I've noticed a big difference in space that cars give me, running in mid-power with solid front and pulsing rear through the city. It's great at the lower power as a "be seen" light alongside strong bar mounted lights.

its also great for directing towards junctions where cars have a habit of pulling out without looking.

Avatar
STATO [573 posts] 1 month ago
0 likes
Tinbob49 wrote:

Memory function works fine for me, as I don't change the power function often. This isn't a light to change settings mid-ride multiple times - it's a set and forget light, and it's brilliant.

I've noticed a big difference in space that cars give me, running in mid-power with solid front and pulsing rear through the city. It's great at the lower power as a "be seen" light alongside strong bar mounted lights.

its also great for directing towards junctions where cars have a habit of pulling out without looking.

 

I wonder if the reviewer is holding the power button for more than 2 seconds to turn off. Its only 5 seconds (i think) to get to power level setting function, and entering that means you lose the mode memory.

Avatar
Liam Cahill [219 posts] 1 month ago
0 likes
STATO wrote:

Tinbob49 wrote:

Memory function works fine for me, as I don't change the power function often. This isn't a light to change settings mid-ride multiple times - it's a set and forget light, and it's brilliant.

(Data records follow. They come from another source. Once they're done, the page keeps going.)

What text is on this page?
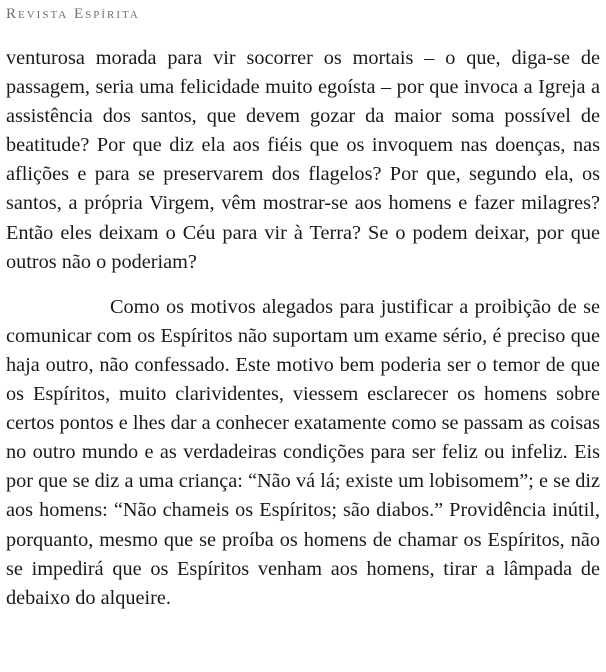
Revista Espírita

venturosa morada para vir socorrer os mortais – o que, diga-se de passagem, seria uma felicidade muito egoísta – por que invoca a Igreja a assistência dos santos, que devem gozar da maior soma possível de beatitude? Por que diz ela aos fiéis que os invoquem nas doenças, nas aflições e para se preservarem dos flagelos? Por que, segundo ela, os santos, a própria Virgem, vêm mostrar-se aos homens e fazer milagres? Então eles deixam o Céu para vir à Terra? Se o podem deixar, por que outros não o poderiam?

Como os motivos alegados para justificar a proibição de se comunicar com os Espíritos não suportam um exame sério, é preciso que haja outro, não confessado. Este motivo bem poderia ser o temor de que os Espíritos, muito clarividentes, viessem esclarecer os homens sobre certos pontos e lhes dar a conhecer exatamente como se passam as coisas no outro mundo e as verdadeiras condições para ser feliz ou infeliz. Eis por que se diz a uma criança: “Não vá lá; existe um lobisomem”; e se diz aos homens: “Não chameis os Espíritos; são diabos.” Providência inútil, porquanto, mesmo que se proíba os homens de chamar os Espíritos, não se impedirá que os Espíritos venham aos homens, tirar a lâmpada de debaixo do alqueire.
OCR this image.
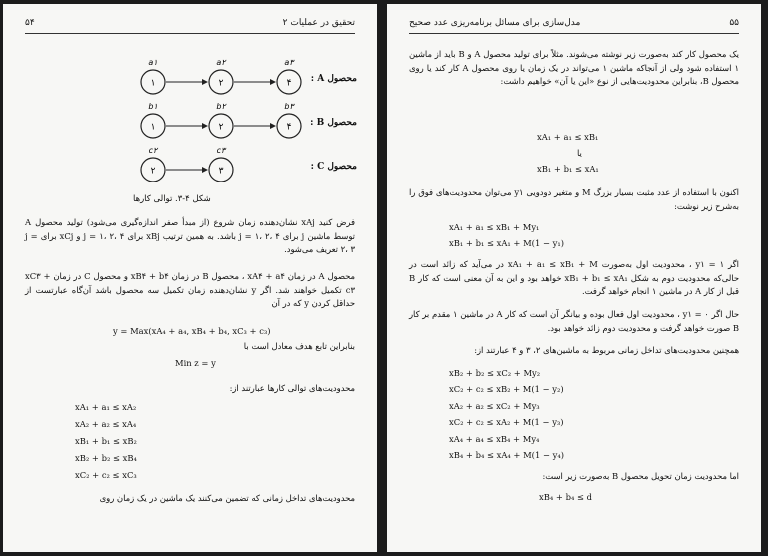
۵۴	تحقیق در عملیات ۲
۱
a۱
۲
a۲
۴
a۳
۱
b۱
۲
b۲
۴
b۳
۲
c۲
۳
c۳
محصول A :
محصول B :
محصول C :
شکل ۴-۳. توالی کارها

فرض کنید xAj نشان‌دهنده زمان شروع (از مبدأ صفر اندازه‌گیری می‌شود) تولید محصول A توسط ماشین j برای j = ۱، ۲، ۴ باشد. به همین ترتیب xBj برای j = ۱، ۲، ۴ و xCj برای j = ۲، ۳ تعریف می‌شود.

محصول A در زمان xA۴ + a۴ ، محصول B در زمان xB۴ + b۴ و محصول C در زمان xC۳ + c۳ تکمیل خواهند شد. اگر y نشان‌دهنده زمان تکمیل سه محصول باشد آن‌گاه عبارتست از حداقل کردن y که در آن

y = Max(xA₄ + a₄, xB₄ + b₄, xC₃ + c₃)

بنابراین تابع هدف معادل است با

Min z = y

محدودیت‌های توالی کارها عبارتند از:

xA₁ + a₁ ≤ xA₂
xA₂ + a₂ ≤ xA₄
xB₁ + b₁ ≤ xB₂
xB₂ + b₂ ≤ xB₄
xC₂ + c₂ ≤ xC₃

محدودیت‌های تداخل زمانی که تضمین می‌کنند یک ماشین در یک زمان روی

مدل‌سازی برای مسائل برنامه‌ریزی عدد صحیح	۵۵

یک محصول کار کند به‌صورت زیر نوشته می‌شوند. مثلاً برای تولید محصول A و B باید از ماشین ۱ استفاده شود ولی از آنجاکه ماشین ۱ می‌تواند در یک زمان یا روی محصول A کار کند یا روی محصول B، بنابراین محدودیت‌هایی از نوع «این یا آن» خواهیم داشت:

xA₁ + a₁ ≤ xB₁
یا
xB₁ + b₁ ≤ xA₁

اکنون با استفاده از عدد مثبت بسیار بزرگ M و متغیر دودویی y۱ می‌توان محدودیت‌های فوق را به‌شرح زیر نوشت:

xA₁ + a₁ ≤ xB₁ + My₁
xB₁ + b₁ ≤ xA₁ + M(1 − y₁)

اگر y۱ = ۱ ، محدودیت اول به‌صورت xA₁ + a₁ ≤ xB₁ + M در می‌آید که زائد است در حالی‌که محدودیت دوم به شکل xB₁ + b₁ ≤ xA₁ خواهد بود و این به آن معنی است که کار B قبل از کار A در ماشین ۱ انجام خواهد گرفت.

حال اگر y۱ = ۰ ، محدودیت اول فعال بوده و بیانگر آن است که کار A در ماشین ۱ مقدم بر کار B صورت خواهد گرفت و محدودیت دوم زائد خواهد بود.

همچنین محدودیت‌های تداخل زمانی مربوط به ماشین‌های ۲، ۳ و ۴ عبارتند از:

xB₂ + b₂ ≤ xC₂ + My₂
xC₂ + c₂ ≤ xB₂ + M(1 − y₂)
xA₂ + a₂ ≤ xC₂ + My₃
xC₂ + c₂ ≤ xA₂ + M(1 − y₃)
xA₄ + a₄ ≤ xB₄ + My₄
xB₄ + b₄ ≤ xA₄ + M(1 − y₄)

اما محدودیت زمان تحویل محصول B به‌صورت زیر است:

xB₄ + b₄ ≤ d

I've noticed a big difference in space that cars give me, running in mid-power with solid front and pulsing rear through the city. It's great at the lower power as a "be seen" light alongside strong bar mounted lights.

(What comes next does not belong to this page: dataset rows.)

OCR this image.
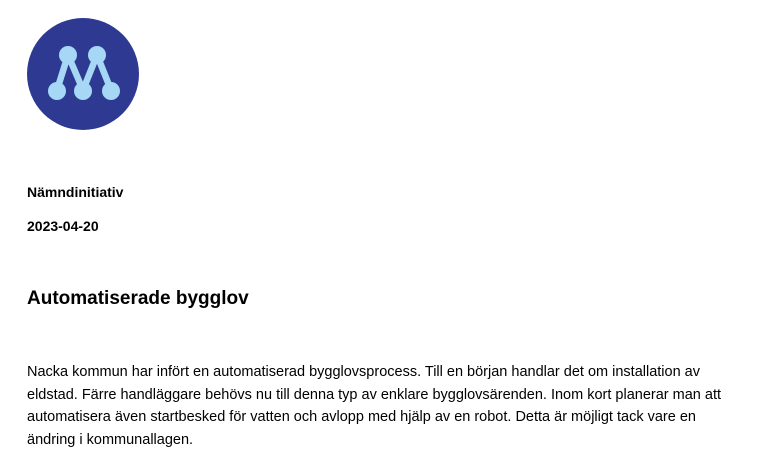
Nämndinitiativ
2023-04-20
Automatiserade bygglov

Nacka kommun har infört en automatiserad bygglovsprocess. Till en början handlar det om installation av eldstad. Färre handläggare behövs nu till denna typ av enklare bygglovsärenden. Inom kort planerar man att automatisera även startbesked för vatten och avlopp med hjälp av en robot. Detta är möjligt tack vare en ändring i kommunallagen.
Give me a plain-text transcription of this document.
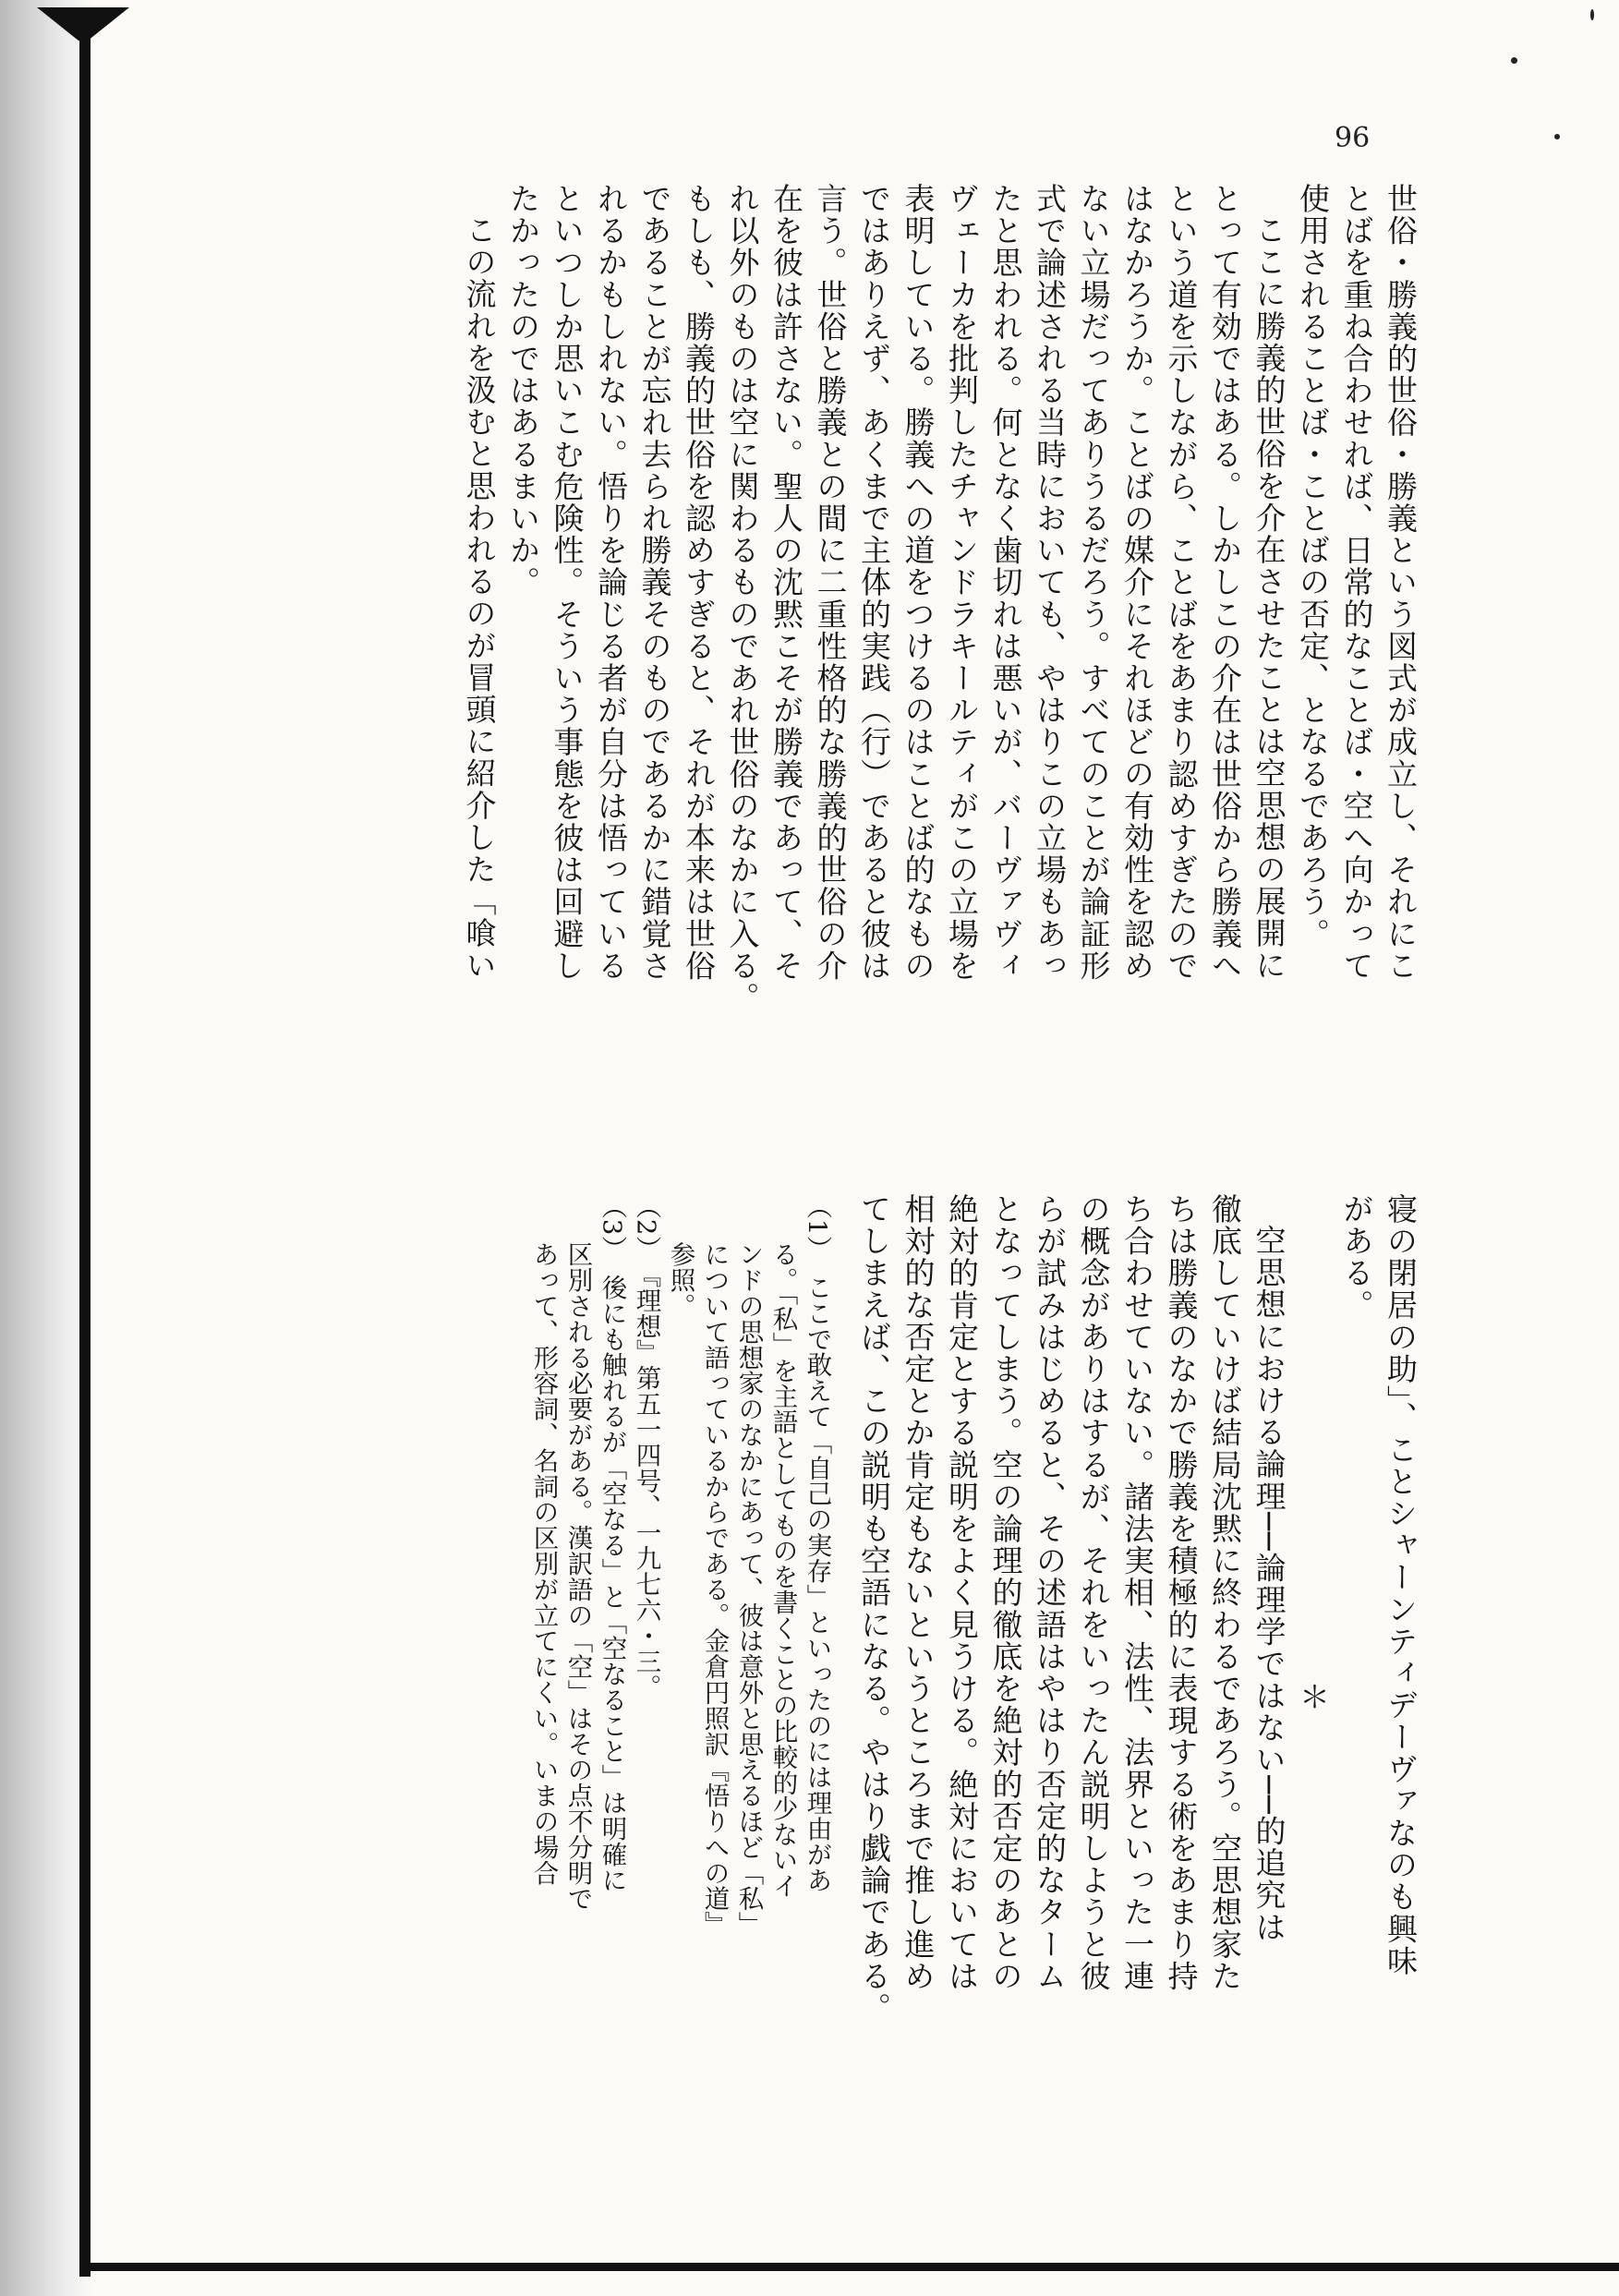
96
世俗・勝義的世俗・勝義という図式が成立し、それにこ
とばを重ね合わせれば、日常的なことば・空へ向かって
使用されることば・ことばの否定、となるであろう。
ここに勝義的世俗を介在させたことは空思想の展開に
とって有効ではある。しかしこの介在は世俗から勝義へ
という道を示しながら、ことばをあまり認めすぎたので
はなかろうか。ことばの媒介にそれほどの有効性を認め
ない立場だってありうるだろう。すべてのことが論証形
式で論述される当時においても、やはりこの立場もあっ
たと思われる。何となく歯切れは悪いが、バーヴァヴィ
ヴェーカを批判したチャンドラキールティがこの立場を
表明している。勝義への道をつけるのはことば的なもの
ではありえず、あくまで主体的実践（行）であると彼は
言う。世俗と勝義との間に二重性格的な勝義的世俗の介
在を彼は許さない。聖人の沈黙こそが勝義であって、そ
れ以外のものは空に関わるものであれ世俗のなかに入る。
もしも、勝義的世俗を認めすぎると、それが本来は世俗
であることが忘れ去られ勝義そのものであるかに錯覚さ
れるかもしれない。悟りを論じる者が自分は悟っている
といつしか思いこむ危険性。そういう事態を彼は回避し
たかったのではあるまいか。
この流れを汲むと思われるのが冒頭に紹介した「喰い
寝の閉居の助」、ことシャーンティデーヴァなのも興味
がある。
＊
空思想における論理──論理学ではない──的追究は
徹底していけば結局沈黙に終わるであろう。空思想家た
ちは勝義のなかで勝義を積極的に表現する術をあまり持
ち合わせていない。諸法実相、法性、法界といった一連
の概念がありはするが、それをいったん説明しようと彼
らが試みはじめると、その述語はやはり否定的なターム
となってしまう。空の論理的徹底を絶対的否定のあとの
絶対的肯定とする説明をよく見うける。絶対においては
相対的な否定とか肯定もないというところまで推し進め
てしまえば、この説明も空語になる。やはり戯論である。
（1）　ここで敢えて「自己の実存」といったのには理由があ
る。「私」を主語としてものを書くことの比較的少ないイ
ンドの思想家のなかにあって、彼は意外と思えるほど「私」
について語っているからである。金倉円照訳『悟りへの道』
参照。
（2）　『理想』第五一四号、一九七六・三。
（3）　後にも触れるが「空なる」と「空なること」は明確に
区別される必要がある。漢訳語の「空」はその点不分明で
あって、形容詞、名詞の区別が立てにくい。いまの場合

its also great for directing towards junctions where cars have a habit of pulling out without looking.

 

I wonder if the reviewer is holding the power button for more than 2 seconds to turn off. Its only 5 seconds (i think) to get to power level setting function, and entering that means you lose the mode memory.

Wasn't holding for 5 seconds to turn off, more like 1 but I've come to use it today and the memory function seems to have started working. Giving it a few goes and then I'll edit the review.

Avatar
STATO [573 posts] 1 month ago
0 likes
Liam Cahill wrote:

Wasn't holding for 5 seconds to turn off, more like 1 but I've come to use it today and the memory function seems to have started working. Giving it a few goes and then I'll edit the review.

 

Good to hear its working now and not just human error.  While I find them quite intuative to use once id played with it, I know from loaing lights out on night rides that new users can easilly be confused by all the options on first use.